A população de pessoas com capital superior a US$ 1 milhão (aproximadamente R$ 5,3 milhões), excluindo o valor da residência principal, aumentou para 22,8 milhões. Em quase todos os continentes, houve um aumento na riqueza e no número de ricos. No entanto, a uma exceção da África, onde a queda nos preços das commodities e a redução do investimento estrangeiro tiveram impacto negativo.

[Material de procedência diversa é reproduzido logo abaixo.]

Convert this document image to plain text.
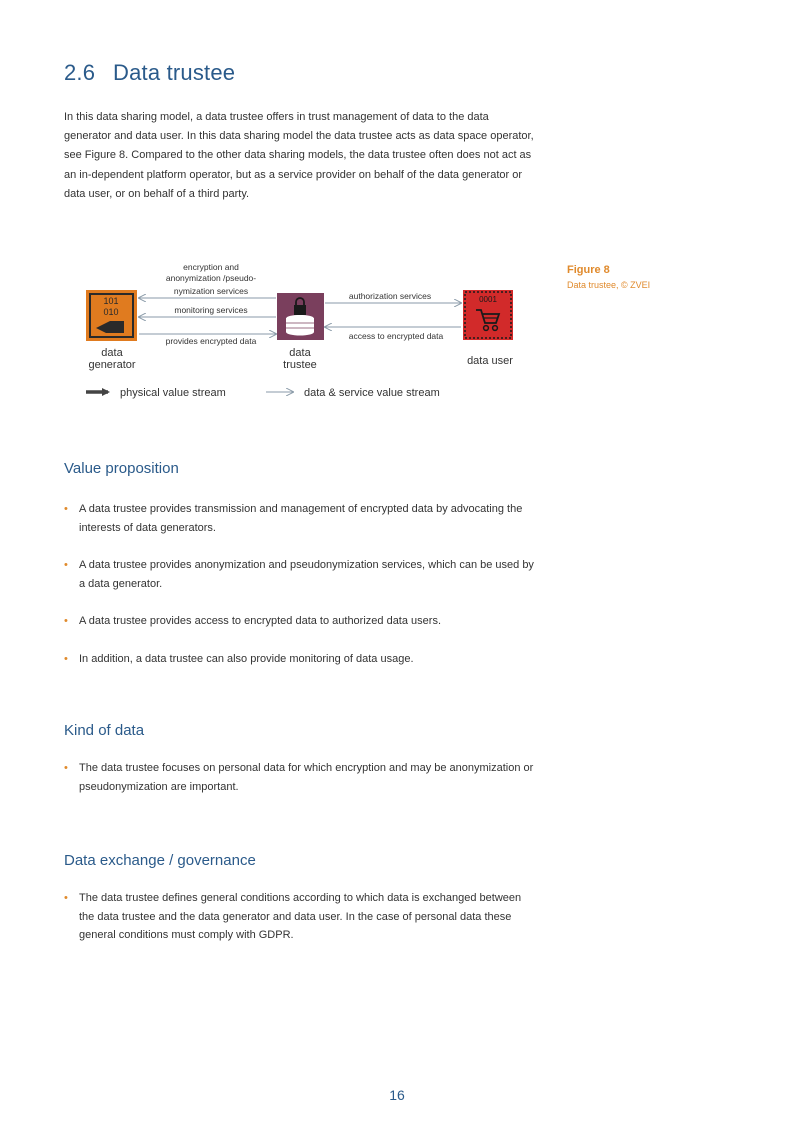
2.6 Data trustee

In this data sharing model, a data trustee offers in trust management of data to the data generator and data user. In this data sharing model the data trustee acts as data space operator, see Figure 8. Compared to the other data sharing models, the data trustee often does not act as an in-dependent platform operator, but as a service provider on behalf of the data generator or data user, or on behalf of a third party.

101
010
0001
encryption and
anonymization /pseudo-
nymization services
monitoring services
provides encrypted data
authorization services
access to encrypted data
data
generator
data
trustee	data user
physical value stream	data & service value stream
Figure 8
Data trustee, © ZVEI
Value proposition
• A data trustee provides transmission and management of encrypted data by advocating the interests of data generators.
• A data trustee provides anonymization and pseudonymization services, which can be used by a data generator.
• A data trustee provides access to encrypted data to authorized data users.
• In addition, a data trustee can also provide monitoring of data usage.
Kind of data
• The data trustee focuses on personal data for which encryption and may be anonymization or pseudonymization are important.
Data exchange / governance
• The data trustee defines general conditions according to which data is exchanged between the data trustee and the data generator and data user. In the case of personal data these general conditions must comply with GDPR.
16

No início de 2024, observou-se que os ricos estavam mais dispostos a correr riscos no mercado financeiro. Houve uma redução das reservas de caixa para 25% dos portfólios totais, uma queda em comparação com os 34% registrados em janeiro de 2023. O private equity tornou-se uma escolha popular, com dois terços dos indivíduos ricos planejando aumentar os investimentos neste setor ao longo do ano.
Concentração de riqueza
Indivíduos com patrimônio superior a US$ 30 milhões (cerca de R$ 159 milhões) representam mais de 1% da população rica. Sendo assim, eles detêm 34% da riqueza mundial. Os super-ricos têm uma influência na economia global devido à concentração de capital.
Nilesh Vaidya, diretor global de bancos de varejo e gestão de patrimônio da Capgemini, afirmou: “Os clientes estão exigindo mais de seus gerentes de patrimônio, e as apostas nunca foram tão altas”.